After starting with just one staff member, the organization now has four full-time people. Licolli is proud of what they’ve achieved because the work they do is so important and their work is unique.
One of the challenges Licolli faced was what she calls the “polite politics” of the south, which may resonate with many rural communities. People are often hesitant to go up against the status quo for fear of offending people, and there is a reluctance to be direct. Licollifeels that we have to challenge these comfort zones and be authentic to our beliefs.
In addition, poultry is the biggest industry in Arkansas, with approximately 28,000 poultry workers there. With the poultry industry putting significant money into community improvement efforts, many community members were uncomfortable confronting them over worker issues.
Licollifelt, though, that these were two different issues — just because the industry does good work in the community doesn’t take away from the need to treat workers justly. Through hard work, she was able to gain allies in her fight, including those from the faith community and from other progressive groups. Food systems provided an opportunity to establish some of these alliances, since the issues of health, education, the environment, economic development, sustainability, and worker rights are all tied together.
“We all need to come together to fight,” she says.
Coming to the U.S. with a background in theater arts, Licolli was able to apply this to her pursuit for social justice. Initially, some were very doubtful that the workers would engage with this work, but now that they’ve seen the power, they believe in it and want more.
Licolli sees this as a “journey of creativity,” using the arts to encourage play, empower workers, bring consciousness, prompt reflection and give strength to their voices, ultimately uplifting them through collective power.
“To me, theater was always a way to bring justice.”
She believes that anyone can be an actor and tell their stories. Everyone has their stories, and they are all powerful. Telling these stories makes people more conscious about their realities and allows them to find their power. In one case, workers harnessed their own stories to develop a play about the journey of an immigrant and the violence and poverty they faced.

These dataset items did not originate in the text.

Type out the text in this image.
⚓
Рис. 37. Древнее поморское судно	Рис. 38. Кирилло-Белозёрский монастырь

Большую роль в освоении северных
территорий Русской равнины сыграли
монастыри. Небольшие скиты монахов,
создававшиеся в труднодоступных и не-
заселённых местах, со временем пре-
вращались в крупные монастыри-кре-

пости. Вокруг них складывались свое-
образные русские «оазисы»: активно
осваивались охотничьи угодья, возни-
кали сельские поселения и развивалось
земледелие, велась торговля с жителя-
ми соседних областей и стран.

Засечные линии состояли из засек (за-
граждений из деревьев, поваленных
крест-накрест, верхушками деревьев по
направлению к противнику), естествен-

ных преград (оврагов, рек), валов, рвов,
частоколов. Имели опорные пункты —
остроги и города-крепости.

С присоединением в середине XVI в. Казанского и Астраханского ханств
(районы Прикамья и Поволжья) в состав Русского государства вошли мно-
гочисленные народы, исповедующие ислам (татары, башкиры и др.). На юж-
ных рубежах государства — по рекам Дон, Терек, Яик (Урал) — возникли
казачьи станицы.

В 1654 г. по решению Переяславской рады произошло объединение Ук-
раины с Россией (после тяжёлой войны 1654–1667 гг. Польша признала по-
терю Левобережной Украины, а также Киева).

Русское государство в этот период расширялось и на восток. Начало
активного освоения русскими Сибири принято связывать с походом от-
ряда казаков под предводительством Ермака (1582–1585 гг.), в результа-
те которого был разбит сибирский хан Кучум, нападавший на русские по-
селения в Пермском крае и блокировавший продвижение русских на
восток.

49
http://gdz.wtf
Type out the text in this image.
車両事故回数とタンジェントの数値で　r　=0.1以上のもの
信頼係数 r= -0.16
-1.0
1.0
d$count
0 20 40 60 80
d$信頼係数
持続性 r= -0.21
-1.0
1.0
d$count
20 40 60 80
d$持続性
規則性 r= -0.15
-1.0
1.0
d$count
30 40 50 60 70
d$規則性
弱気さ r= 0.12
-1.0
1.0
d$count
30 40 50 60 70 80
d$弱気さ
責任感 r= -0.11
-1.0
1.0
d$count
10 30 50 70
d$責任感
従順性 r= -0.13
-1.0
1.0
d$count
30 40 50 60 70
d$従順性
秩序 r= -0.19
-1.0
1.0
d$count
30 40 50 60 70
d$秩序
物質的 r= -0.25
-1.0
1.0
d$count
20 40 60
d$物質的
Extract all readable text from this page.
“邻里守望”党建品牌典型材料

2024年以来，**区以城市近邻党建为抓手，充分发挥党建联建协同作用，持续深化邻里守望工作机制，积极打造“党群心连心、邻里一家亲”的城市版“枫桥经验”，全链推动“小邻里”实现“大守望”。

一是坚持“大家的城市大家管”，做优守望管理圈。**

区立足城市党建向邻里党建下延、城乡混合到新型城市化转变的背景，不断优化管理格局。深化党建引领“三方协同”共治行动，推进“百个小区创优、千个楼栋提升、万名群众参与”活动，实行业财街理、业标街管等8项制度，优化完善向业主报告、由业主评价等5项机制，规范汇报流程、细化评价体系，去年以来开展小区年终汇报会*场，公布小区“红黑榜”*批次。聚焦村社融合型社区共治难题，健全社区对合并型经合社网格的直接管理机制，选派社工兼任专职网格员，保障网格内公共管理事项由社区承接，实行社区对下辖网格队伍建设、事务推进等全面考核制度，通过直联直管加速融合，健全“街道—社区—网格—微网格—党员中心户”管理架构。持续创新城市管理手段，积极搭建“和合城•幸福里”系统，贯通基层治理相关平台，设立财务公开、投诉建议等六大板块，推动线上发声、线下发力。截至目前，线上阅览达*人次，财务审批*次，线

Licolli’s civic courage is evident in how she’s taken on this task with a spirit of constant learning and resiliency. She has challenged society’s expectations of her, as a woman and as an immigrant, with gusto. From the time she was a child in Mexico to her work now a successful organizer in the U.S., she has relied on the power of education and lifetime learning to soar.
And she believes that “anyone can change their reality.”
While fighting for our beliefs often results in objections and pushback from family, friends, and community, Magaly believes that her personal sacrifices in this regard have been worthwhile, to her and certainly to the community around her.
This sentiment is part of what makes Magaly Licolli a firestarter, and we look forward to having her join us at the National Rural Assembly 2018 in May.